With the election just weeks away the tweet immediately drew a flurry of responses with calls for Morgan to apologise.
Many accused the TOP leader of crossing the line and showing a high level of disrespect.
The tweet was variously described as terrible, misogynistic, horrendous, despicable and unacceptable to refer to a successful woman as lipstick on a pig.
He was also accused of "Kiwi bloke" casual sexism that tapped into a Trump-style alt-rhetoric to appeal to apathetic voters.
An unrepentant Morgan took to twitter this morning saying the pig he was referring to was the "Estab Party" that caused the rise of inequality and had done nothing since addressing the problem.
It needed more than infatuation with Ardern to solve, he posted.
He later encouraged people upset with his comments to focus on policy discussion and rather than "sideline chatter" and posted a photo of a used lipstick sitting next to a toby jug of former Prime Minister Sir Robert Muldoon.
But that has done little to assauge many of his detractors with even his own support base taking him to task.
Poster Mark, who identified himself as a member of TOP, told him it was a mistake to make the lipstick comment about Ardern and to "man up and apologise".
Herald columnist and singer Lizzie Marvelly lashed out, saying Morgan needed to show he was more than a "sexist old dude who hurled unfortunate ad hominem attacks at his opponents".
Marvelly, who was at yesterday's Labour Party campaign launch in Auckland, said the Twitter spat had both the leader and the party's press officer scoring own goals, left, right and centre.
"What a class act," she posted followed by the word sarcasm.
Others on Twitter posted this would even threaten to cost TOP the chance of their vote.
TOP spokesman Sean Plunket said the tweet was a euphemism to show the Labour Party had only made a cosmetic change.
"I mean, Barack Obama used it on Sarah Palin in 2008."

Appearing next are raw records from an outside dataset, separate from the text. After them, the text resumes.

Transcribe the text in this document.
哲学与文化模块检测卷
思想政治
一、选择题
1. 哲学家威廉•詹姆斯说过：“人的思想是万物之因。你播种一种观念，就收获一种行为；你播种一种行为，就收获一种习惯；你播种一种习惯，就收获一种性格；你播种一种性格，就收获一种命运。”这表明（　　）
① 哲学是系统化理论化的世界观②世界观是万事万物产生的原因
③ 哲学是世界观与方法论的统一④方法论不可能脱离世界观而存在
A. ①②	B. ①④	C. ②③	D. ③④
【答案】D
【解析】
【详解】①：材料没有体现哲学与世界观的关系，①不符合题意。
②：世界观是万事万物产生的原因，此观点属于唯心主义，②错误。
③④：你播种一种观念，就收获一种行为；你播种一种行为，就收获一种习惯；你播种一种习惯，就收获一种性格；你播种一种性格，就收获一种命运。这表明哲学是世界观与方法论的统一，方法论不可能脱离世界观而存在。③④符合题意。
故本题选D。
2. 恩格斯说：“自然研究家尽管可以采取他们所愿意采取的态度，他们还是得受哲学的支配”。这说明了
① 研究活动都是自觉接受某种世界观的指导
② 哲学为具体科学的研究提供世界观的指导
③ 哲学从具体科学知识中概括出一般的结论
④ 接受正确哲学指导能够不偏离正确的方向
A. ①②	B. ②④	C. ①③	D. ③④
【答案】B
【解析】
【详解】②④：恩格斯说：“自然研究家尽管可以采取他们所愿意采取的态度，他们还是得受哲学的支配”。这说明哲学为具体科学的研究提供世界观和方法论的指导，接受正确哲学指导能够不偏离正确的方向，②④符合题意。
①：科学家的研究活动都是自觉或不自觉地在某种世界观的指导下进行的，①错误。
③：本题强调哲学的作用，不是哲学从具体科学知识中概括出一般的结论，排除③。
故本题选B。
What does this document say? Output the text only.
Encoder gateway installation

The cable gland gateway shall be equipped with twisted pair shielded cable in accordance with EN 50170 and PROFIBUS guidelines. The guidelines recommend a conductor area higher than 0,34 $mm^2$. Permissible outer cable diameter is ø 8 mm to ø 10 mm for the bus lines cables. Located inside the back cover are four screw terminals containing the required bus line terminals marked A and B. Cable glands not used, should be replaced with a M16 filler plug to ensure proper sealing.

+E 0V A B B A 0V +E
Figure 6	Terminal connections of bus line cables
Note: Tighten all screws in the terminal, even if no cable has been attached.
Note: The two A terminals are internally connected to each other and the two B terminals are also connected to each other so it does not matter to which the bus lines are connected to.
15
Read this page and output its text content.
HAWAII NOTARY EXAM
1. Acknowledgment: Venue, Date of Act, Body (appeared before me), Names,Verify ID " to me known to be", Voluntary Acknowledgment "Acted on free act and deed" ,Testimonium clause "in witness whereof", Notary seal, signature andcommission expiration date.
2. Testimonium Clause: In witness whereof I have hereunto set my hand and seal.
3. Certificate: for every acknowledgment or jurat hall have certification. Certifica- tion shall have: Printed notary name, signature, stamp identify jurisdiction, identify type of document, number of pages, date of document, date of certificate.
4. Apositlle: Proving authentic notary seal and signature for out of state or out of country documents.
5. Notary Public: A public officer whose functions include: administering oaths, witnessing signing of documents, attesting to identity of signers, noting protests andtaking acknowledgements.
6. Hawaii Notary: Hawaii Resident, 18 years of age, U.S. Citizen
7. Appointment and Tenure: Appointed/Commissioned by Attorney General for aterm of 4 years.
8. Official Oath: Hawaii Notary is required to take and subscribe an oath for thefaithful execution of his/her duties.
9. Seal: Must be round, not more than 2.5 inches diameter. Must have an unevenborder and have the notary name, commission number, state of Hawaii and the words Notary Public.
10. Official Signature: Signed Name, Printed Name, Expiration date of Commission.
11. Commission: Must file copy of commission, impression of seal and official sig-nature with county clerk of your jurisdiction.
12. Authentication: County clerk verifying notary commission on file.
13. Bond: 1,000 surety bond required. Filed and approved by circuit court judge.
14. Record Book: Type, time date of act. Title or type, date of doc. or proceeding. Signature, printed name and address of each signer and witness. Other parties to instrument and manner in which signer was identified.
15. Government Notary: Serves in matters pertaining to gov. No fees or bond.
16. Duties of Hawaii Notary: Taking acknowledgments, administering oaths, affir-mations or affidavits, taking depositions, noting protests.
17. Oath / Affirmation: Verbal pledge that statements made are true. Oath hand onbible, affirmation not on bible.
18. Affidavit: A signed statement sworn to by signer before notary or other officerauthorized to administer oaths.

Obama used the phrase at a campaign rally in 2008, while saying opponent John McCain's policies were no different from George W Bush's.
Some in the Republican camp argued it was actually an attack on McCain's running mate Sarah Palin.
Plunket said there would be a press conference later this morning to clarify Morgan's twitter comments.
"The people who are upset about this are also the people who thought Metiria Turei was the second coming of Christ.
"We've not lost any of our voters."
Plunket had earlier tweeted: "It's not a sexist comment it is a euphimism, like selling someone a false bill of goods. So calm the farm."
He later responded to further criticism: "Oh ffs be offended then it's clearly what you want."
Ardern has been approached for comment. A spokesperson said she would likely address the issue at this morning's press conference in Tauranga.